I'm not too happy with my current job, I feel like career growth prospects are dim and the work is not challenging enough. Given this, my best career move is to find a job at a different company.
Given that the work at my job is not good, I want to use side projects (which Taro tells me has a ton of benefits) to be able to get "equivalent" job experience so that when I interview at other companies I'm able to leverage the experience with awesome side projects to do well.
More specifically most data engineering jobs want experience with airflow and pyspark. My current job only has me doing SQL stuff, so I want a side project that leverages airflow/spark
Problem: If I focus on just building apps/web apps to get users then that wont help my data engineering career because most apps dont need someone with a full pyspark pipeline with airflow and whatnot
Conversely, if I focus on building an awsome data engineering pipeline, I'm likely not solving any real world issues and have 0 users, but the skills will help.
Problem 2: If I focus on consumer apps I'll have to learn react (which I 100% dont use at work) and spend time doing backend stuff which isnt helping me grow personally as a DE because I read on Taro that you should be going deep, not wide.
My current job only has me doing SQL stuff, so I want a side project that leverages airflow/spark
This doesn't answer your question about doing a side project, but can you shoehorn your current job to be more amenable to the stuff you want to work on?
If your company is big enough, it should have a lot of diversity of technologies and people. Can you find the areas that are interesting and work on those?
The benefit of "double dipping" your day job with side projects is that you'll learn about how to use the tech in a production environment, with people who have more experience than you. This will be much faster for you to ramp up and learn transferable skills for the next job.
I'd pursue this route even if it's not the perfect tech alignment, e.g. Hadoop instead of Spark.
The other option is to make open-source contributions, if you have some approachable tool or application which uses these data analytics pipelines.

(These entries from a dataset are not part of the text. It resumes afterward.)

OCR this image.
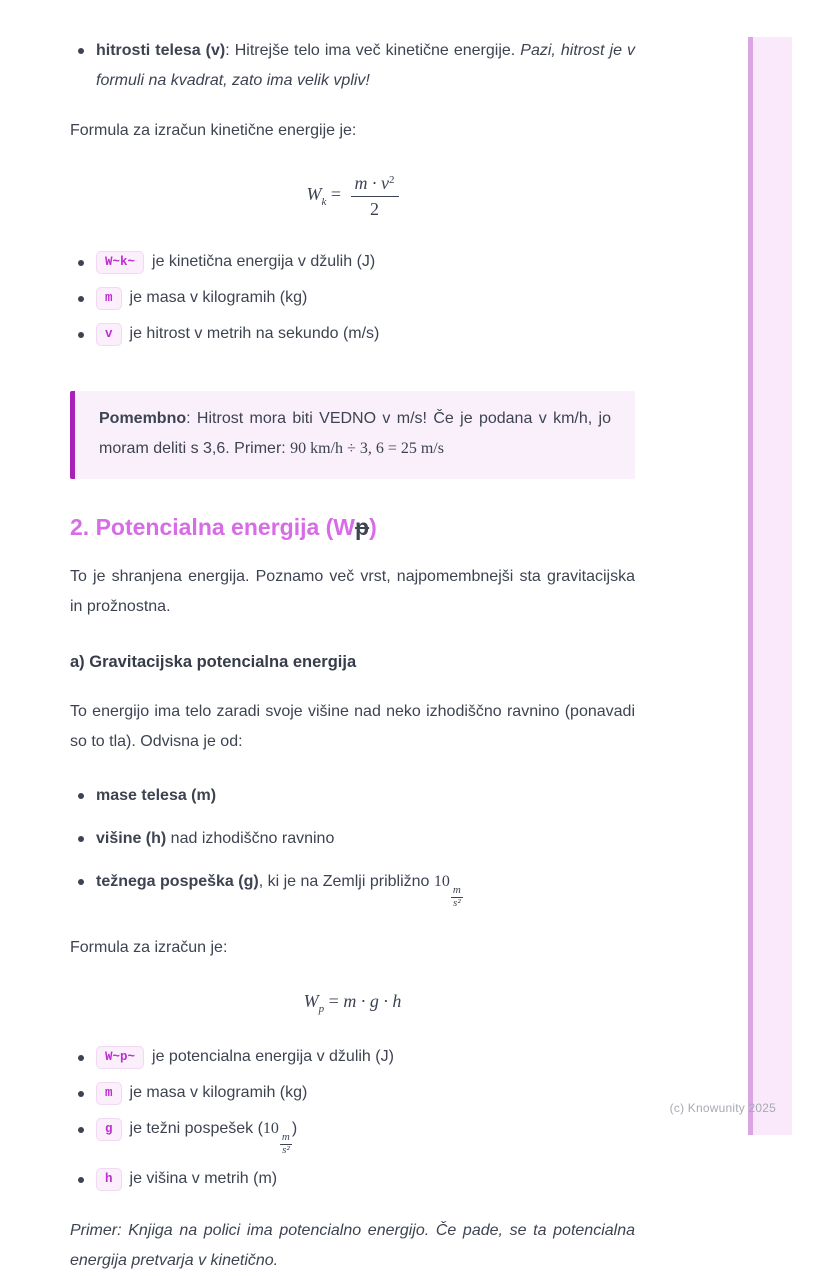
hitrosti telesa (v): Hitrejše telo ima več kinetične energije. Pazi, hitrost je v formuli na kvadrat, zato ima velik vpliv!

Formula za izračun kinetične energije je:

$W_k = \frac{m \cdot v^2}{2}$
W~k~ je kinetična energija v džulih (J)
m je masa v kilogramih (kg)
v je hitrost v metrih na sekundo (m/s)

Pomembno: Hitrost mora biti VEDNO v m/s! Če je podana v km/h, jo moram deliti s 3,6. Primer: 90 km/h ÷ 3, 6 = 25 m/s

2. Potencialna energija (Wp)

To je shranjena energija. Poznamo več vrst, najpomembnejši sta gravitacijska in prožnostna.

a) Gravitacijska potencialna energija

To energijo ima telo zaradi svoje višine nad neko izhodiščno ravnino (ponavadi so to tla). Odvisna je od:

mase telesa (m)
višine (h) nad izhodiščno ravnino
težnega pospeška (g), ki je na Zemlji približno 10
$\frac{m}{\text{s²}}$

Formula za izračun je:

$W_p = m \cdot g \cdot h$
W~p~ je potencialna energija v džulih (J)
m je masa v kilogramih (kg)
g je težni pospešek (10
$\frac{m}{\text{s²}}$
)
h je višina v metrih (m)

Primer: Knjiga na polici ima potencialno energijo. Če pade, se ta potencialna energija pretvarja v kinetično.

(c) Knowunity 2025
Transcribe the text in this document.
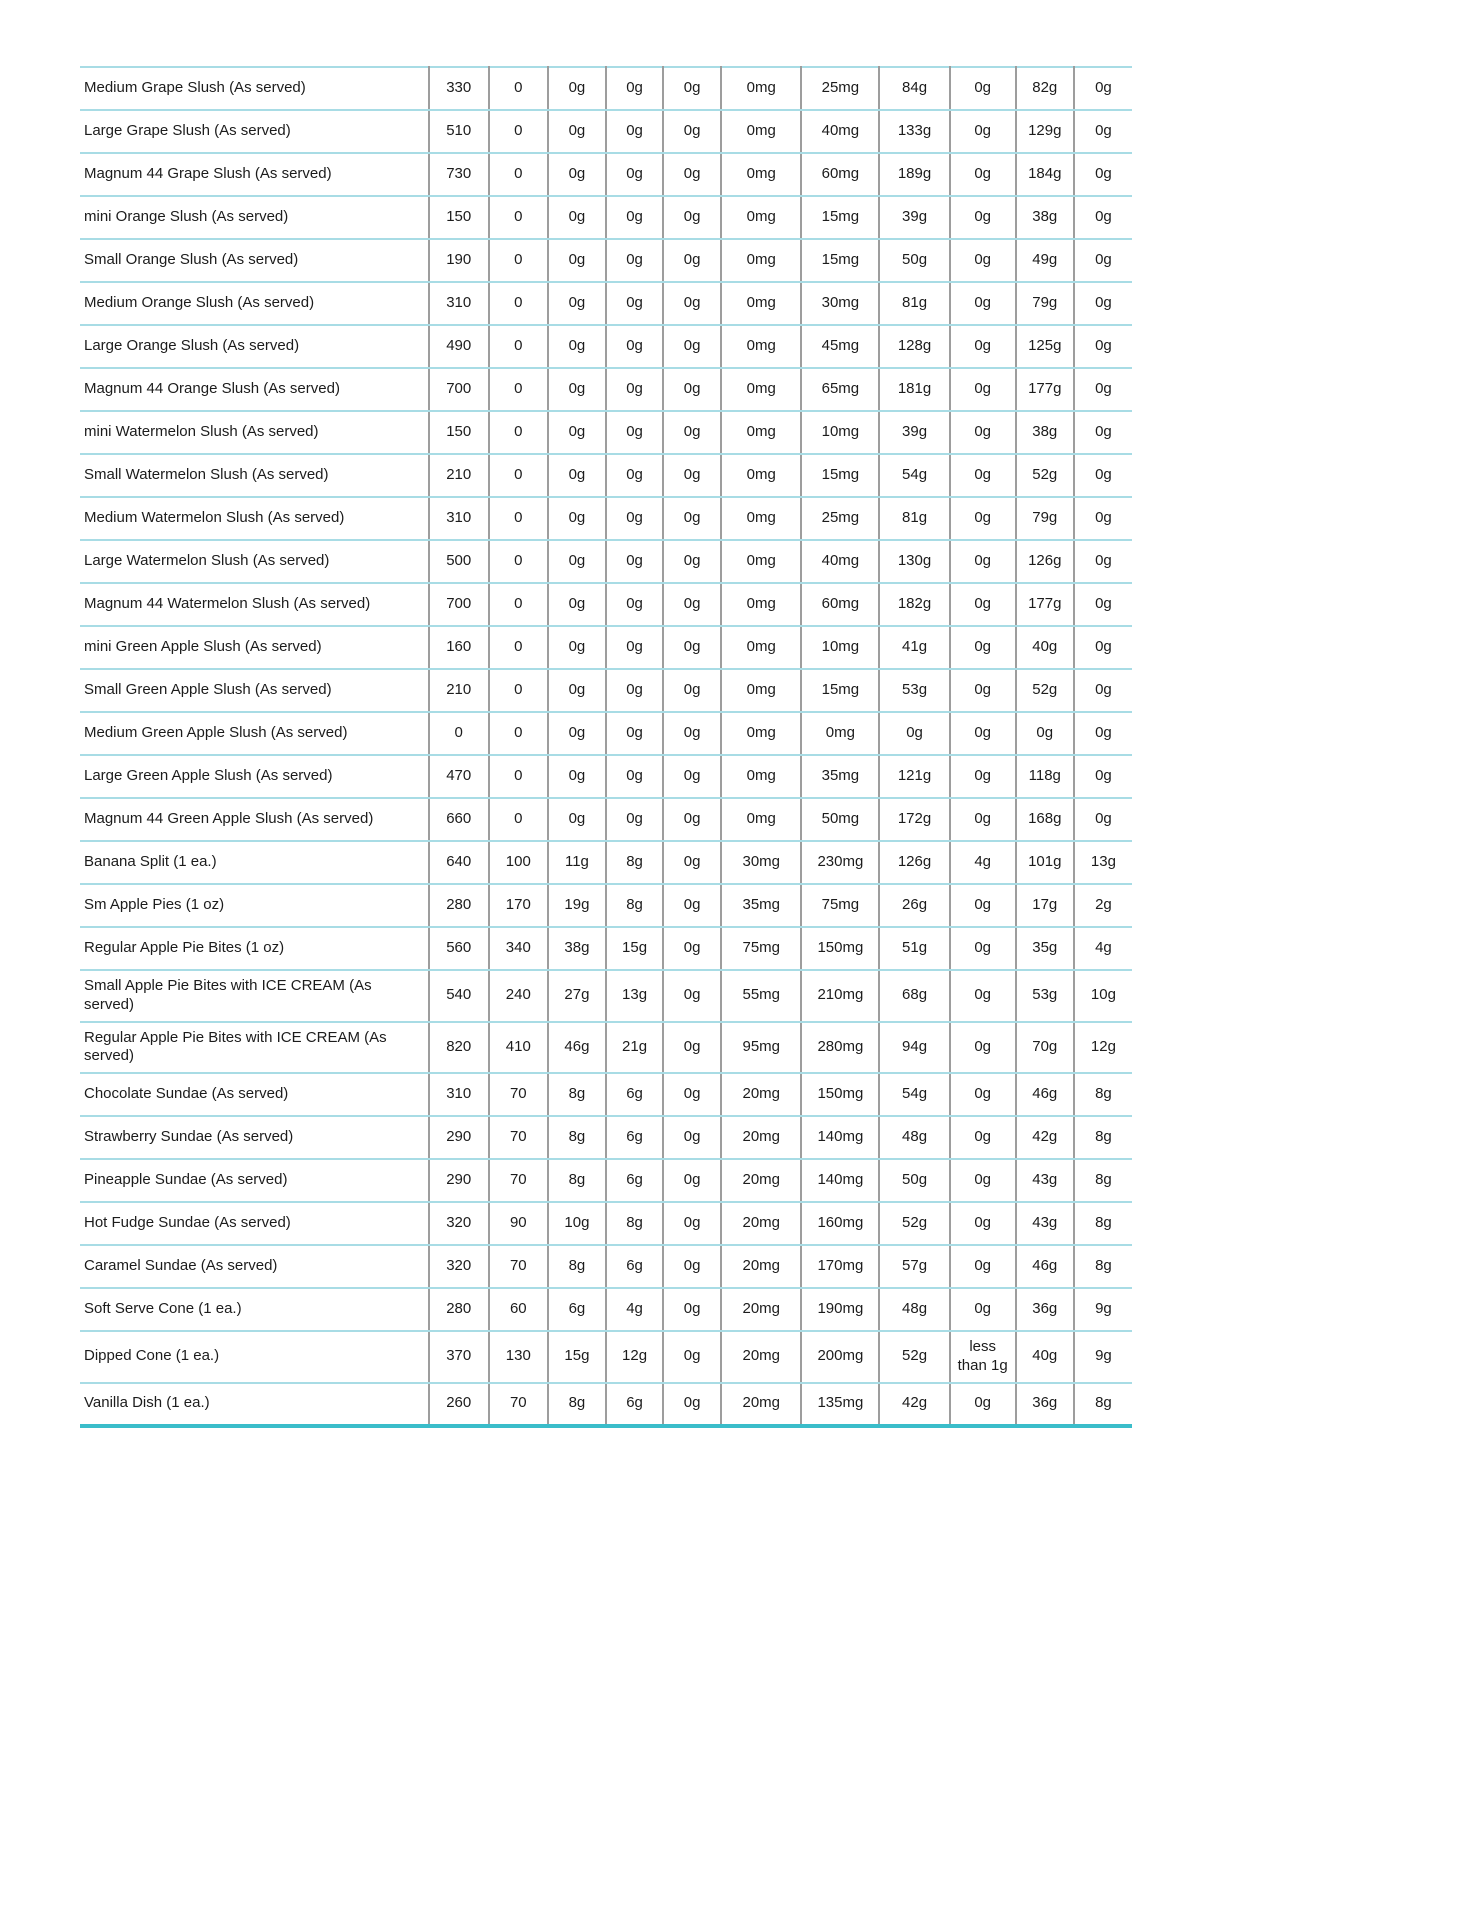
Medium Grape Slush (As served)	330	0	0g	0g	0g	0mg	25mg	84g	0g	82g	0g
Large Grape Slush (As served)	510	0	0g	0g	0g	0mg	40mg	133g	0g	129g	0g
Magnum 44 Grape Slush (As served)	730	0	0g	0g	0g	0mg	60mg	189g	0g	184g	0g
mini Orange Slush (As served)	150	0	0g	0g	0g	0mg	15mg	39g	0g	38g	0g
Small Orange Slush (As served)	190	0	0g	0g	0g	0mg	15mg	50g	0g	49g	0g
Medium Orange Slush (As served)	310	0	0g	0g	0g	0mg	30mg	81g	0g	79g	0g
Large Orange Slush (As served)	490	0	0g	0g	0g	0mg	45mg	128g	0g	125g	0g
Magnum 44 Orange Slush (As served)	700	0	0g	0g	0g	0mg	65mg	181g	0g	177g	0g
mini Watermelon Slush (As served)	150	0	0g	0g	0g	0mg	10mg	39g	0g	38g	0g
Small Watermelon Slush (As served)	210	0	0g	0g	0g	0mg	15mg	54g	0g	52g	0g
Medium Watermelon Slush (As served)	310	0	0g	0g	0g	0mg	25mg	81g	0g	79g	0g
Large Watermelon Slush (As served)	500	0	0g	0g	0g	0mg	40mg	130g	0g	126g	0g
Magnum 44 Watermelon Slush (As served)	700	0	0g	0g	0g	0mg	60mg	182g	0g	177g	0g
mini Green Apple Slush (As served)	160	0	0g	0g	0g	0mg	10mg	41g	0g	40g	0g
Small Green Apple Slush (As served)	210	0	0g	0g	0g	0mg	15mg	53g	0g	52g	0g
Medium Green Apple Slush (As served)	0	0	0g	0g	0g	0mg	0mg	0g	0g	0g	0g
Large Green Apple Slush (As served)	470	0	0g	0g	0g	0mg	35mg	121g	0g	118g	0g
Magnum 44 Green Apple Slush (As served)	660	0	0g	0g	0g	0mg	50mg	172g	0g	168g	0g
Banana Split (1 ea.)	640	100	11g	8g	0g	30mg	230mg	126g	4g	101g	13g
Sm Apple Pies (1 oz)	280	170	19g	8g	0g	35mg	75mg	26g	0g	17g	2g
Regular Apple Pie Bites (1 oz)	560	340	38g	15g	0g	75mg	150mg	51g	0g	35g	4g
Small Apple Pie Bites with ICE CREAM (As served)	540	240	27g	13g	0g	55mg	210mg	68g	0g	53g	10g
Regular Apple Pie Bites with ICE CREAM (As served)	820	410	46g	21g	0g	95mg	280mg	94g	0g	70g	12g
Chocolate Sundae (As served)	310	70	8g	6g	0g	20mg	150mg	54g	0g	46g	8g
Strawberry Sundae (As served)	290	70	8g	6g	0g	20mg	140mg	48g	0g	42g	8g
Pineapple Sundae (As served)	290	70	8g	6g	0g	20mg	140mg	50g	0g	43g	8g
Hot Fudge Sundae (As served)	320	90	10g	8g	0g	20mg	160mg	52g	0g	43g	8g
Caramel Sundae (As served)	320	70	8g	6g	0g	20mg	170mg	57g	0g	46g	8g
Soft Serve Cone (1 ea.)	280	60	6g	4g	0g	20mg	190mg	48g	0g	36g	9g
Dipped Cone (1 ea.)	370	130	15g	12g	0g	20mg	200mg	52g	less than 1g	40g	9g
Vanilla Dish (1 ea.)	260	70	8g	6g	0g	20mg	135mg	42g	0g	36g	8g
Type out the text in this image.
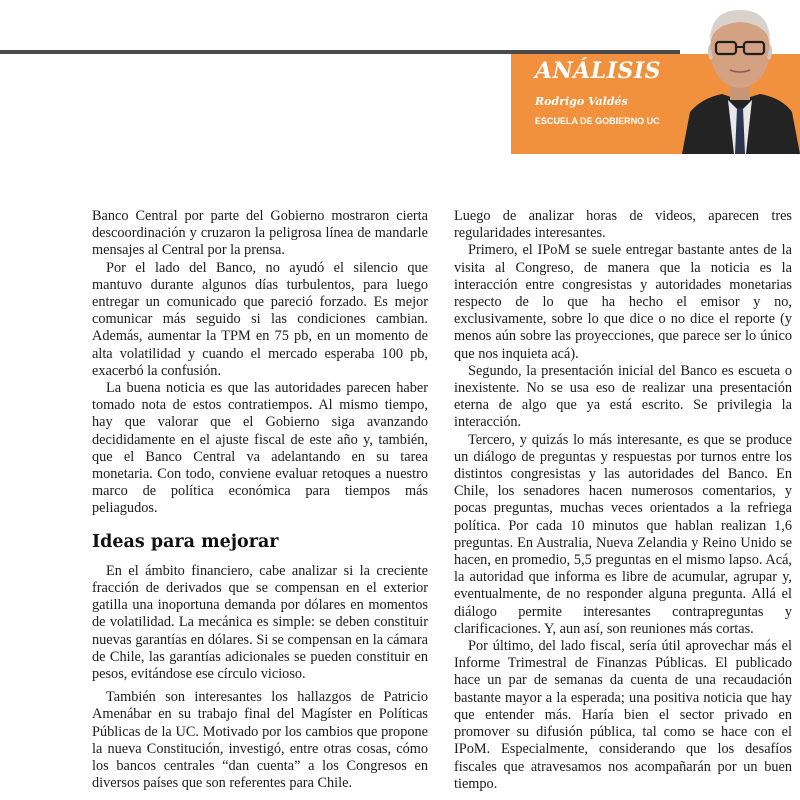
ANÁLISIS
Rodrigo Valdés
ESCUELA DE GOBIERNO UC

Banco Central por parte del Gobierno mostraron cierta descoordinación y cruzaron la peligrosa línea de mandarle mensajes al Central por la prensa.

Por el lado del Banco, no ayudó el silencio que mantuvo durante algunos días turbulentos, para luego entregar un comunicado que pareció forzado. Es mejor comunicar más seguido si las condiciones cambian. Además, aumentar la TPM en 75 pb, en un momento de alta volatilidad y cuando el mercado esperaba 100 pb, exacerbó la confusión.

La buena noticia es que las autoridades parecen haber tomado nota de estos contratiempos. Al mismo tiempo, hay que valorar que el Gobierno siga avanzando decididamente en el ajuste fiscal de este año y, también, que el Banco Central va adelantando en su tarea monetaria. Con todo, conviene evaluar retoques a nuestro marco de política económica para tiempos más peliagudos.

Ideas para mejorar

En el ámbito financiero, cabe analizar si la creciente fracción de derivados que se compensan en el exterior gatilla una inoportuna demanda por dólares en momentos de volatilidad. La mecánica es simple: se deben constituir nuevas garantías en dólares. Si se compensan en la cámara de Chile, las garantías adicionales se pueden constituir en pesos, evitándose ese círculo vicioso.

También son interesantes los hallazgos de Patricio Amenábar en su trabajo final del Magíster en Políticas Públicas de la UC. Motivado por los cambios que propone la nueva Constitución, investigó, entre otras cosas, cómo los bancos centrales “dan cuenta” a los Congresos en diversos países que son referentes para Chile.

Luego de analizar horas de videos, aparecen tres regularidades interesantes.

Primero, el IPoM se suele entregar bastante antes de la visita al Congreso, de manera que la noticia es la interacción entre congresistas y autoridades monetarias respecto de lo que ha hecho el emisor y no, exclusivamente, sobre lo que dice o no dice el reporte (y menos aún sobre las proyecciones, que parece ser lo único que nos inquieta acá).

Segundo, la presentación inicial del Banco es escueta o inexistente. No se usa eso de realizar una presentación eterna de algo que ya está escrito. Se privilegia la interacción.

Tercero, y quizás lo más interesante, es que se produce un diálogo de preguntas y respuestas por turnos entre los distintos congresistas y las autoridades del Banco. En Chile, los senadores hacen numerosos comentarios, y pocas preguntas, muchas veces orientados a la refriega política. Por cada 10 minutos que hablan realizan 1,6 preguntas. En Australia, Nueva Zelandia y Reino Unido se hacen, en promedio, 5,5 preguntas en el mismo lapso. Acá, la autoridad que informa es libre de acumular, agrupar y, eventualmente, de no responder alguna pregunta. Allá el diálogo permite interesantes contrapreguntas y clarificaciones. Y, aun así, son reuniones más cortas.

Por último, del lado fiscal, sería útil aprovechar más el Informe Trimestral de Finanzas Públicas. El publicado hace un par de semanas da cuenta de una recaudación bastante mayor a la esperada; una positiva noticia que hay que entender más. Haría bien el sector privado en promover su difusión pública, tal como se hace con el IPoM. Especialmente, considerando que los desafíos fiscales que atravesamos nos acompañarán por un buen tiempo.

+1: Just getting better scope at your current job would be way better than trying to figure out a meaningful side project
You don't need your manager for this either. Go around your organization to data engineers you trust and ask them if they have anything meaningful on their backlog. If they're senior/staff level, they almost certainly do. From there, just pick up those tasks and do them. This situation is the best as there's mutual benefit:
Unfortunately I cant. I work for a pure classic finance company (not hedge fund) where I do mostly analytics/engineering. Most of the work is doing sql (+ managing DB) -> extracting insights -> making powerpoint slides/dashboards
We don't have the volume of data to be doing spark and we also don't have any production models so we dont need airflow so it's not something I can push within the org. It's also not a tech company and I'm part of an analytics division
The ceiling for this analytics/engineer job is pretty low which is why I want to upskill to get the higher paying data engineering roles
I see, the answer here is pretty obvious then hehe: [Course] Ace Your Tech Interview And Get A Job As A Software Engineer
I wouldn't gatekeep your job search on lacking skills - This will lead to you studying and building side projects forever. I recommend just applying a lot and seeing where that takes you. If you have spare time, you can study/build in your remaining free time.
The important part about applying (especially if you apply a lot) is that you'll get data. If you're noticing common themes across rejections, you can target your outside studying to fill that specific gap. Many engineers don't realize that interviewing is actually a data collection exercise in disguise 🕵️
Thanks Alex, it helps. I was curious if you have any general advice for people who are looking to get more interviews where users as a measure of impact is not super applicable? aka roles in infra/backend/data?
Also I get that getting users means the project is impressive which makes it a better project which would lead to more interviews. But why are projects with users better? Isn't a project with users just giving me signal about your marketing/sales/product skills and not engineering skills? Especially if you're building a utility app/one time use app e.g. background remover
Side projects are admittedly very tricky as a Data Engineer as the role is inherently not-user-facing. It is hard to make something that is easily shareable and gets tons of users.
I think a better path might be do open-source contributions and build up industry-leading data engineering libraries/components. Here's a good list: https://github.com/gunnarmorling/awesome-opensource-data-engineering
From there, follow the advice here: [Course] Become An Open Source Master
Thanks alex. The issue with open source is that (from my limited experience) most projects are at the infra layer while most jobs expect you to be a pro at the application layer. That is building pyspark pipelines and using airflow and stuff. I feel like the overlap between infra layer and application layer is not that much?
I've briefly worked on open source for ml and a lot of it needed me to know stuff at the compiler layer or the pytorch low level stuff but when I try to train an ml model that level of depth and the problems faced doesn't translate much?
In other words working on ml/data infra is very different application of ml/data infra and I'm not sure if working on open source is the best path to gain better data engineering skills
Hmm, then maybe you can build a side project just for the learning as you mentioned? It won't help you get interviews as it likely won't get users, but learning is still valuable (and it can help you pass interviews once you get them).
The other option is to find additional scope at your current role as I talked about in my reply to Rahul on this thread.